Una ética que se pretende honesta derrapa al reducirse a la abstracción de las ideas o a las meras intenciones.
Nos gustaría promulgar, como Kant, un juicio tajante de lo bueno y lo malo, al margen de lo que está a nuestro alcance o se nos escapa. Sin embargo, ¿de qué nos sirve la disquisición teórica sobre la bondad si no contamos con nuestras posibilidades? Puesto que somos seres limitados, condicionados, necesitados, no podemos desentendernos del error, de la carencia, de la depravación. Quizá sea esa la prevención del cristianismo al declararnos pecadores por naturaleza.

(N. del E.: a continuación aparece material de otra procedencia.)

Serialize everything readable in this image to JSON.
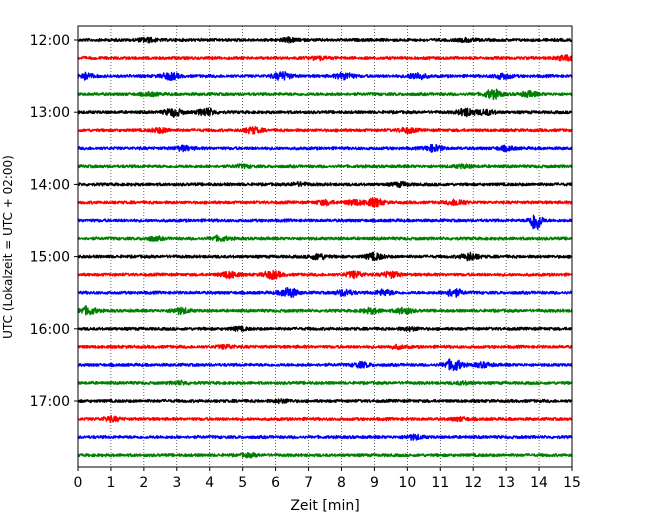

Salimos al mundo con un mapa ideal; trazamos la ruta y nos disponemos a recorrerla. Pero el viaje está plagado de obstáculos desde el principio, y, por firme que sea la voluntad, a veces las fuerzas no alcanzan. Una ética coherente y realista debería atenerse a la naturaleza limitada del ser humano, y hacer valer, como pide Comte-Sponville, la humildad y la misericordia. No se trata de buscar excusas: siempre somos responsables, como postulaba Sartre; pero, a la vez, también estamos siempre limitados. Nadie podría asegurar que, en situaciones determinadas, no acabará comportándose como un cobarde, un traidor o un asesino. Aspiramos a lo mejor, pero lidiamos con lo peor. Los principios se aquilatan en el obrador de la compasión.